- Education: University of Notre Dame
- Occupation: Architect
- Political party: Republican
- Spouse: Tami
- Children: 4

= Matt Kelty =

American architect and politician

Matt Kelty is an American architect and former politician from Fort Wayne, Indiana. He is the founder of Kelty Tappy Design. Kelty was the 2007 Republican candidate for Mayor of Fort Wayne, Indiana and the 2002 candidate for the 81st District Indiana House of Representatives. In 2008, he pleaded guilty to two felonies and one misdemeanor for violating campaign finance laws.

==Public service==
Kelty was selected by Congressman Dan Coats for the Congressional Student Program. He later served as the Regional Political Director for the Dan Coats for Indiana Campaign, went on to become the Joint Staff Regional Director for both Indiana U.S. Senators Richard Lugar and Dan Coats. Kelty was appointed Chairman of the Young Republicans for the 4th District of Indiana, and organizing Young Republican chapters in eight counties in northeastern Indiana. In 1994 he worked for Senator Dick Lugar's successful re-election campaign, and later worked in the grassroots organizing campaign in Iowa during Lugar's unsuccessful presidential bid in 1995.

In 2003, hours into the U.S. invasion of Iraq, Kelty, with the assistance of Cathy Hawks and others, organized the massive "Rally for America" held in Auburn, Indiana, and headlined by conservative TV and Radio personality Glenn Beck. The Fort Wayne Rally for America was attended by over 20,000 people from Indiana, Ohio, and Michigan and was simulcast via website around the world.

The next year Kelty again spearheaded and organized an event to support U.S. soldiers in the Middle East. Kelty executed "Operation Recreation" in Fort Wayne, mobilizing hundreds of volunteers to collect over eleven tons of recreational equipment to send to the troops in Iraq and Afghanistan. Kelty also raised over $10,000 in donations to pay for the packing and shipping.

Kelty served on the boards of the Fort Wayne Chapter of the American Red Cross, the Fort Wayne Drug & Alcohol Consortium, the Fort Wayne Ballet Capital Fundraising Committee, and the Allen County Right to Life Board of Advisors.

==2002 State Representative campaign==
Kelty was the Republican nominee for the 81st District Indiana House of Representatives seat held by incumbent Win Moses in 2002. Kelty very nearly pulled off an upset in this election. Winfield Moses won the election by only 63 votes (verified by a recount).

==2007 mayoral campaign==
Kelty upset Allen County Commissioner Nelson Peters in the May 8, 2007, Republican primary election, setting a matchup against Democrat Tom Henry in the general election. Kelty took 50.3% of the vote against 46.7% for Peters, defeating Peters by 658 votes.

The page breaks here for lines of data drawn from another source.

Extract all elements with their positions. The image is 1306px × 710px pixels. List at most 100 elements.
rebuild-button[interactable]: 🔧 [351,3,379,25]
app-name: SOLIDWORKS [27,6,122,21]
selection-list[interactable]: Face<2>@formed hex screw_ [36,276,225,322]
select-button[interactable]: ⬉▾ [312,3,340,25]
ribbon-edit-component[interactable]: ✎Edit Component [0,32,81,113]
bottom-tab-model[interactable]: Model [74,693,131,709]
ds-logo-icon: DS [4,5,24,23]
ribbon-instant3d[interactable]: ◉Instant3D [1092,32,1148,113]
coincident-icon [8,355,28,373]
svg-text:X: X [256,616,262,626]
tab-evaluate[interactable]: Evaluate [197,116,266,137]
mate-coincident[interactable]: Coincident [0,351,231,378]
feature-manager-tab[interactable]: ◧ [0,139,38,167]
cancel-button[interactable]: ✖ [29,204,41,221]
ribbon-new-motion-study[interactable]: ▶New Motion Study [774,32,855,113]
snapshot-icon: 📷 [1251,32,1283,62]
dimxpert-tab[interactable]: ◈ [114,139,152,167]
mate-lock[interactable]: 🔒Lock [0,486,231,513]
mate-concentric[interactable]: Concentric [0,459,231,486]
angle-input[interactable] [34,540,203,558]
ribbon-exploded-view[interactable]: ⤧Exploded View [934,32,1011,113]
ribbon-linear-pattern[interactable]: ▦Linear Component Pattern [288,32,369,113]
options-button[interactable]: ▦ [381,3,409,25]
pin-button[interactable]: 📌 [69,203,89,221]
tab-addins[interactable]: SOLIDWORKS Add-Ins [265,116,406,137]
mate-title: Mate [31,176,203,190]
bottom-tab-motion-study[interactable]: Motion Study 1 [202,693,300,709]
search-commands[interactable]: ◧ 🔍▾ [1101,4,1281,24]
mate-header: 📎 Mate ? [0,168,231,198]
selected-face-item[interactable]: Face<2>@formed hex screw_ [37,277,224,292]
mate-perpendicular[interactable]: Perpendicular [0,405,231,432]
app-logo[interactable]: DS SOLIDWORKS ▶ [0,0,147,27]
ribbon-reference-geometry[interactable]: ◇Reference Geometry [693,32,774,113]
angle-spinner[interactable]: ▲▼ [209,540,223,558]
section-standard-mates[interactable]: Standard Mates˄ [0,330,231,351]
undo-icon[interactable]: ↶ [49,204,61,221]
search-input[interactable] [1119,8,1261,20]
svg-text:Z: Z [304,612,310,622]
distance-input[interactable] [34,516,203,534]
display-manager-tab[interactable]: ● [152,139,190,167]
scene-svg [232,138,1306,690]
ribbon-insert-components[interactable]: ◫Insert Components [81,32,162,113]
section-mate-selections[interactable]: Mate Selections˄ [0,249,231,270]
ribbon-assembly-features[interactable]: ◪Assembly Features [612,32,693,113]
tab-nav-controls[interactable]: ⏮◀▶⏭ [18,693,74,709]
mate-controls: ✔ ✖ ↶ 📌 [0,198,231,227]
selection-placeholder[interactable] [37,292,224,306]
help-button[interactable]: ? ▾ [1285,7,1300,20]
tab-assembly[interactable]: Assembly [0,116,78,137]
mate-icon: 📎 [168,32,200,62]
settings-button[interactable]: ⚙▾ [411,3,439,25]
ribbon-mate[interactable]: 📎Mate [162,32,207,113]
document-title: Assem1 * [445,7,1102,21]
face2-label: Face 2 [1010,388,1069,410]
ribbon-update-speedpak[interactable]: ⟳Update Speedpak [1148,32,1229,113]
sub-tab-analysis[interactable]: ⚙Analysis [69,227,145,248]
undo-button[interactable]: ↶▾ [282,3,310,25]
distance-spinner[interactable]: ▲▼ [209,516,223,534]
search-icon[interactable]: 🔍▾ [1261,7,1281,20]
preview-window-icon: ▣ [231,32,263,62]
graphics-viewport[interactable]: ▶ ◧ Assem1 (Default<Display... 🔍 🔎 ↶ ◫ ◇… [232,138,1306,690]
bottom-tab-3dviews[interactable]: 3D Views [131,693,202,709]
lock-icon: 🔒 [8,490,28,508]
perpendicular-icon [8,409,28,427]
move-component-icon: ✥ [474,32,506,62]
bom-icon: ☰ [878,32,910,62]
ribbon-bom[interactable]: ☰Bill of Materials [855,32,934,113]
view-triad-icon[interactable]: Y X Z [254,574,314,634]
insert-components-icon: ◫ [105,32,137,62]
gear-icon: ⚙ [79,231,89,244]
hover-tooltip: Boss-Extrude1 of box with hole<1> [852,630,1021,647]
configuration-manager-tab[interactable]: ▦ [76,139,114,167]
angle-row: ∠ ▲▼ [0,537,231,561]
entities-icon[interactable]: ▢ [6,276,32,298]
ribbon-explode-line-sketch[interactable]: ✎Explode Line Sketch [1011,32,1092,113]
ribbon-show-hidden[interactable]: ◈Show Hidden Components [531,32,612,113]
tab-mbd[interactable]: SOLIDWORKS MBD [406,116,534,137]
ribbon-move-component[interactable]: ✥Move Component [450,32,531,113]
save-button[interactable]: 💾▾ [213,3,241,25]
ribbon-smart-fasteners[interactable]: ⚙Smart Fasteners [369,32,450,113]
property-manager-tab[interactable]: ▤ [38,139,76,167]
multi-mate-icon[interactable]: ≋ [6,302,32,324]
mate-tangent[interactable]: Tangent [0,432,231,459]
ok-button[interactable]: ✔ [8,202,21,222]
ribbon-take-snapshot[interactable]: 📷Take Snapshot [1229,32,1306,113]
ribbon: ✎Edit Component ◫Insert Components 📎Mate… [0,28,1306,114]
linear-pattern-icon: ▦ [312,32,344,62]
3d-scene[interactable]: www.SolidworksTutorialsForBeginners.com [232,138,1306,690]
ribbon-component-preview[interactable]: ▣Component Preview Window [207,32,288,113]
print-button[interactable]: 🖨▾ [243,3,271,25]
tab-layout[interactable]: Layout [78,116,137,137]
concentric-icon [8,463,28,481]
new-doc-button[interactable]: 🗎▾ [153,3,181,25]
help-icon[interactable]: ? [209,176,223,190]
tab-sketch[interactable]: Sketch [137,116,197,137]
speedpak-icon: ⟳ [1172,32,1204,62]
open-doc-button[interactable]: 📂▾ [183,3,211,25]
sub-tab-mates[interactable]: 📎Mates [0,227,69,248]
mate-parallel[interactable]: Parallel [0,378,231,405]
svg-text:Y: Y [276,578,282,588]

On November 6, 2007, Kelty lost in the general elections to Democratic candidate Tom Henry. Kelty conceded his loss with his family in the early evening at Allen County Republican Party headquarters. The final results showed Tom Henry with 60% of the vote, compared to Kelty's 40%.

==Legal issues==
On August 14, 2007, Kelty was indicted on nine charges relating to his campaign. Five of the nine charges were felonies for filing fraudulent campaign reports, two of the felony charges were for perjury, and the two misdemeanor charges were for co-mingling of funds.

Kelty's lawyers filed a motion to dismiss all charges on October 22, 2007. On February 8, 2008, the motion was denied.

Kelty was scheduled to stand trial on October 20, 2008, in Fort Wayne, Indiana. Prosecutor Dan Sigler stated it did not appear Kelty had any plans of pleading out. Judge Scheibenberger said he would accept a plea bargain no later than October 19. Kelty's lawyers were granted a one-day continuance on October 20, 2008, in order to look into new evidence obtained over the weekend. Due to this Kelty's trial was pushed back to October 21, 2008.

==Guilty plea==

On October 20, 2008, Kelty pleaded guilty to three of the nine counts against him. Due to his plea, Kelty avoided jail time in which he was facing up to 20 years in prison. Pursuant to the plea bargain Kelty paid a $250 fine for each count, for a total of $750, and served 80 hours of community service. Kelty also served one year probation.

Two of the three counts Kelty pleaded guilty to were related to campaign finance laws. He also pleaded guilty to a misdemeanor charge of false informing, admitting to providing false testimony to the grand jury. The other charges, including perjury, were dropped. Kelty was allowed to keep his architecture license despite the felonies, but the guilty pleas prevent him from being eligible to run for public office again at the state or local level.

==Education degrees and awards==
- 1988 graduate of the University of Notre Dame College of Architecture

==Personal life==

In 2010 Kelty filed for bankruptcy citing debts in excess of $450,000.